The use of black bricks amongst the red ones to create geometric patterns, known as structural polychromy, was one of the features of High Victorian Gothic buildings.

The Welsh slates on the pitched roof have stood the test of time.

The interior is welcoming and warm with red brick walls and a pine lined roof.

I made my way to the chancel

where a trinity of colourful stained glass windows depict the Annunciation, the Sacred Heart appearing to St. Margaret Mary Alacoque and the Nativity.

All the windows are of stained glass, the bold geometric patterns throughout the nave were designed by North himself.

A small side chapel in the east transept beatifically captured the morning sun

while the votive candles in the west transept awaited the congregation for Holy Thursday.

The ceiling is a work of art, the spiky elaborate roof trusses are another example of High Victorian Gothic style.

The porch is adorned with memorials of many people associated with the church. St. Mary’s by the Sea was originally a small wooden church on the corner of Cattley Street and Marine Terrace in town. When Irishman Father Matthew O’Callaghan became parish priest, he was instrumental in selling that property and purchasing the land on which the new church was built.

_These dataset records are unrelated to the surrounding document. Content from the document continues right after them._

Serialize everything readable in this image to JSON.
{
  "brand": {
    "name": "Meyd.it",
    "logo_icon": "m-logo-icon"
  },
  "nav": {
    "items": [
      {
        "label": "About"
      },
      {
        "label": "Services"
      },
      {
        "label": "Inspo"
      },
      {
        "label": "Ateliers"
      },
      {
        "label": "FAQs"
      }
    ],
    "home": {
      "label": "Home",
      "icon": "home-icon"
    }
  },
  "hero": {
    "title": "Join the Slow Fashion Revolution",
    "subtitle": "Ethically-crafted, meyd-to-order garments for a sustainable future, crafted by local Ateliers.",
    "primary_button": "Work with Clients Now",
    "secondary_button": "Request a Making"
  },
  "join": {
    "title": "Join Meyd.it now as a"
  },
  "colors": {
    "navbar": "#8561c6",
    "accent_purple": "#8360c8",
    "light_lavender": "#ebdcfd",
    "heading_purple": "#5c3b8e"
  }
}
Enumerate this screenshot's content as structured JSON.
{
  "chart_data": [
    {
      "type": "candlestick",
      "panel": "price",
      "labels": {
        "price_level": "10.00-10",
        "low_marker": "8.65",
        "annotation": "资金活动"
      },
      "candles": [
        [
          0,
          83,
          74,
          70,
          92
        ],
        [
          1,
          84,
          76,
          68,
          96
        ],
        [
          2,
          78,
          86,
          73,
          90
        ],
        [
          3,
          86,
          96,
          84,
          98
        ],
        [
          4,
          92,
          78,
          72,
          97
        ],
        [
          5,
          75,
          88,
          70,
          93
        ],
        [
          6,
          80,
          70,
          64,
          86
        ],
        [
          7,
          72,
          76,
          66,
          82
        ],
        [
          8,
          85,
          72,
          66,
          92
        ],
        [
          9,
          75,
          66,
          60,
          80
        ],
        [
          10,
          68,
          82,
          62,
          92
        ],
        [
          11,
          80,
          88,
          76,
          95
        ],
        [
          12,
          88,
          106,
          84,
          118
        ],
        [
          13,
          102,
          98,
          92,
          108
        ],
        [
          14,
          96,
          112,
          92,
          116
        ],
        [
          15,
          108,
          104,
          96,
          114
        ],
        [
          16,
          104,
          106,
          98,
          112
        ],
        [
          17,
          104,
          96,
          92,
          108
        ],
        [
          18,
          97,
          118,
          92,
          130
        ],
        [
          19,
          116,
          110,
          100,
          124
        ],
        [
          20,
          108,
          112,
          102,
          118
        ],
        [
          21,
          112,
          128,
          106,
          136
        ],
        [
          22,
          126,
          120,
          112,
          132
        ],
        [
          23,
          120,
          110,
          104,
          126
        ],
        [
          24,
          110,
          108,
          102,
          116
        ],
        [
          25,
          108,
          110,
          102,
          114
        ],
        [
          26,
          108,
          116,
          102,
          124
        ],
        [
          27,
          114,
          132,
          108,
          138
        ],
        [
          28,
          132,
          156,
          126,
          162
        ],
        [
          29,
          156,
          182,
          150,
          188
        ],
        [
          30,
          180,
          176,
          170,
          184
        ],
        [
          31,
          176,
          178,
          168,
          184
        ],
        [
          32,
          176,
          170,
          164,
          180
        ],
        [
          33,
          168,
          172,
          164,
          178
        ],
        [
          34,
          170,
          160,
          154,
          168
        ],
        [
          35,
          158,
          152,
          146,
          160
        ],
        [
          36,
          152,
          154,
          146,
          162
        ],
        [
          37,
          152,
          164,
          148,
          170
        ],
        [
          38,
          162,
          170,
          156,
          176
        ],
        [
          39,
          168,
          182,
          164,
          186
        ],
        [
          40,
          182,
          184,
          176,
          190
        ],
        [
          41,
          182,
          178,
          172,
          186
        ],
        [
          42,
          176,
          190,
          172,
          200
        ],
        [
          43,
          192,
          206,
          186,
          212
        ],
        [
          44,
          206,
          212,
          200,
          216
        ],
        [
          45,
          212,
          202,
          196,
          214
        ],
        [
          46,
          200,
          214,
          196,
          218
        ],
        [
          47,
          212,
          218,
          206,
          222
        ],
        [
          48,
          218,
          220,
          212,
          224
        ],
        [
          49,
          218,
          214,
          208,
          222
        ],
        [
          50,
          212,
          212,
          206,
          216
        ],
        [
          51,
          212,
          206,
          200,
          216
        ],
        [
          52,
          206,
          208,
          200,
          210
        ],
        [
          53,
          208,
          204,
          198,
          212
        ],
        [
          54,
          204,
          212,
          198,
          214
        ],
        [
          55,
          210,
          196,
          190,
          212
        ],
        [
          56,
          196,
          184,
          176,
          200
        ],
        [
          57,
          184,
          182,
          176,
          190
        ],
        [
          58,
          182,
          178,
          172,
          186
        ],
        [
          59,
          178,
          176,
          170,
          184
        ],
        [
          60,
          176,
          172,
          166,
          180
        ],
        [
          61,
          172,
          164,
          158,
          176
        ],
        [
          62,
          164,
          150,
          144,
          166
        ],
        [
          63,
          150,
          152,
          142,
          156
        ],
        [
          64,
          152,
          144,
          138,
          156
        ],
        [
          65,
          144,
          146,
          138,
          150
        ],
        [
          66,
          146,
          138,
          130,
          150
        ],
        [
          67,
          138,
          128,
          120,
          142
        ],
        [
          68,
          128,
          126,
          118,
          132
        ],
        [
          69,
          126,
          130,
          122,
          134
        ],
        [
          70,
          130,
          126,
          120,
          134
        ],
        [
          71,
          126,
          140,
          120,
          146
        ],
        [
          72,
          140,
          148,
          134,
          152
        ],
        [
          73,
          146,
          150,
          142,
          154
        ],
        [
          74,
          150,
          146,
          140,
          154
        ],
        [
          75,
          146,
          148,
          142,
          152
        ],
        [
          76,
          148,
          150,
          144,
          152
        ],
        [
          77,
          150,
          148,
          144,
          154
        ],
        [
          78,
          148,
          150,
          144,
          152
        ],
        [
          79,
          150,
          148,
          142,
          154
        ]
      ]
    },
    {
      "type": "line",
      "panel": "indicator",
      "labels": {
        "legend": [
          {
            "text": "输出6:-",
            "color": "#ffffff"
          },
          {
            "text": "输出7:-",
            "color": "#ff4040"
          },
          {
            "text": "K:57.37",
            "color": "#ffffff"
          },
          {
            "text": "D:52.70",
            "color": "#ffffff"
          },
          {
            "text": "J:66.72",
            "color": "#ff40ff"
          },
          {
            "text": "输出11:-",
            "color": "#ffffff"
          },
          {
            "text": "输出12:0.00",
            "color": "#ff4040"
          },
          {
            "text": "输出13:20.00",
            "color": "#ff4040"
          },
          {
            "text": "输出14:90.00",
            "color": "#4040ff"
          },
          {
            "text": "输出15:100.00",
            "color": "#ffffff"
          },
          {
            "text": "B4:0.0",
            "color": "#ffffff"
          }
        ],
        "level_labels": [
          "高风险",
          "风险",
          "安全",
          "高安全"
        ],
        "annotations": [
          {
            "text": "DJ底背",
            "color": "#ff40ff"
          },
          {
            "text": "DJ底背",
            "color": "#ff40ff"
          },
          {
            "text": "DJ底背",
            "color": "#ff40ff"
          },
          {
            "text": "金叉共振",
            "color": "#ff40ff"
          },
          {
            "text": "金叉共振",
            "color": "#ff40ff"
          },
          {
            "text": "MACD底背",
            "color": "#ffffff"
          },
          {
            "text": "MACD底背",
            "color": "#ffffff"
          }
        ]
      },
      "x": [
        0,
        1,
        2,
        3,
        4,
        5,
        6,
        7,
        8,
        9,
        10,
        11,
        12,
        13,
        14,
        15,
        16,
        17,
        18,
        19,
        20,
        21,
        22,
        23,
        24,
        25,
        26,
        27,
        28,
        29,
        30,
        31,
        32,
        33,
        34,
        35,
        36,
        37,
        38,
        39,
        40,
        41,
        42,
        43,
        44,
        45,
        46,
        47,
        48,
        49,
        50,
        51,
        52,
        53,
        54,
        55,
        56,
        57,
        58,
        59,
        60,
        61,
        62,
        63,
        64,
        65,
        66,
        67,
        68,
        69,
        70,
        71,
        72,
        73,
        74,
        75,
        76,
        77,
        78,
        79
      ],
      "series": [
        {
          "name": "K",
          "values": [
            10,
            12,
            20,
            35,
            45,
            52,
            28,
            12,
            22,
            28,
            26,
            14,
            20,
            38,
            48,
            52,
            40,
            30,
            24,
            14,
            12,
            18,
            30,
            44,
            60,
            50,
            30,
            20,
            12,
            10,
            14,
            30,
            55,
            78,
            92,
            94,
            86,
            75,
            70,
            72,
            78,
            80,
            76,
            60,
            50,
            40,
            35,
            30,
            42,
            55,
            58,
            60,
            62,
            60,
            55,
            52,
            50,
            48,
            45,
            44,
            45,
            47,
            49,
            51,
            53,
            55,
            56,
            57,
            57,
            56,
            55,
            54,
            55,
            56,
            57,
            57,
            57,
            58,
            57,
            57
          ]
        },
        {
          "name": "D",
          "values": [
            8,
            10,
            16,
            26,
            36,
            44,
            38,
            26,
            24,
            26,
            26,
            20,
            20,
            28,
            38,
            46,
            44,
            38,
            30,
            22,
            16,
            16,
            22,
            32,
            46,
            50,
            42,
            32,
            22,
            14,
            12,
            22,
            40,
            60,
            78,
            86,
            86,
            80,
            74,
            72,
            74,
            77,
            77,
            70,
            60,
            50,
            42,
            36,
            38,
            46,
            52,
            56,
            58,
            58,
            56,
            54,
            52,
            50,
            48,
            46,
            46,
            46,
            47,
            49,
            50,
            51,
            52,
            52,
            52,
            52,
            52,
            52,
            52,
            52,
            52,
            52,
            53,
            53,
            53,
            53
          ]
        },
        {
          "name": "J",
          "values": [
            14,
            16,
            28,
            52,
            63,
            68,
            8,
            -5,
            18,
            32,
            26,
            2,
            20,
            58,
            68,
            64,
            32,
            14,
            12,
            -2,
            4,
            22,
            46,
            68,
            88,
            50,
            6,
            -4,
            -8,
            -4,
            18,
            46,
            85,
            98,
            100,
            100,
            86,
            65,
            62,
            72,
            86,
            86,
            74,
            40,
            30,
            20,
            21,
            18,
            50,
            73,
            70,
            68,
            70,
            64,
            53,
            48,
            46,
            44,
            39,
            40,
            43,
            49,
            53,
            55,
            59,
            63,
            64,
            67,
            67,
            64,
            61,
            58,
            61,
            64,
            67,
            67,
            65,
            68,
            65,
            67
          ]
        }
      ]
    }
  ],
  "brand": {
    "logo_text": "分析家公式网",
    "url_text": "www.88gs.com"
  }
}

He was transferred to Queenstown in 1897 and died two years later. His remains were returned to Burnie for burial in the parish he had served for twenty five years.

The memorials to the Dunphy and Cooney families have piqued my interest. I have found they are buried in the Wivenhoe cemetery a short drive from our house, I shall investigate further.

Another Irishman, Father Patrick Hayes, was appointed to the parish in 1889 and was responsible for building a Catholic school in 1912 and adding a presbytery in 1928. He retired in 1947 and, passing away in 1954, was also buried at Wivenhoe.

A historic plaque was discovered by current parish priest, Father John Girdauskas, beneath the Star of the Sea church, commemorating the opening of St. Anne’s Catholic church and primary school in 1961.

The gardens on the two acre site have been established and are tended by volunteers.

A tidy section by the steps from the car park is dedicated to Father Terry McCosker, whose arrival in 1988 was sadly cut short due to illness.

The steeply sloping land behind the church has been landscaped with care and many hours of hard work have resulted in some very impressive retaining walls.

The path continues from the more formal gardens to a natural reserve, dedicated to the Fraser family.

St. Mary’s Star of the Sea has escaped the threat of removal twice. Firstly with the relocation of the Burnie Highway in 1979 and again just before Fr Girdauskas took over when the Marist priests intended building a replacement church near Marist College. The church is now heritage listed, as it should be.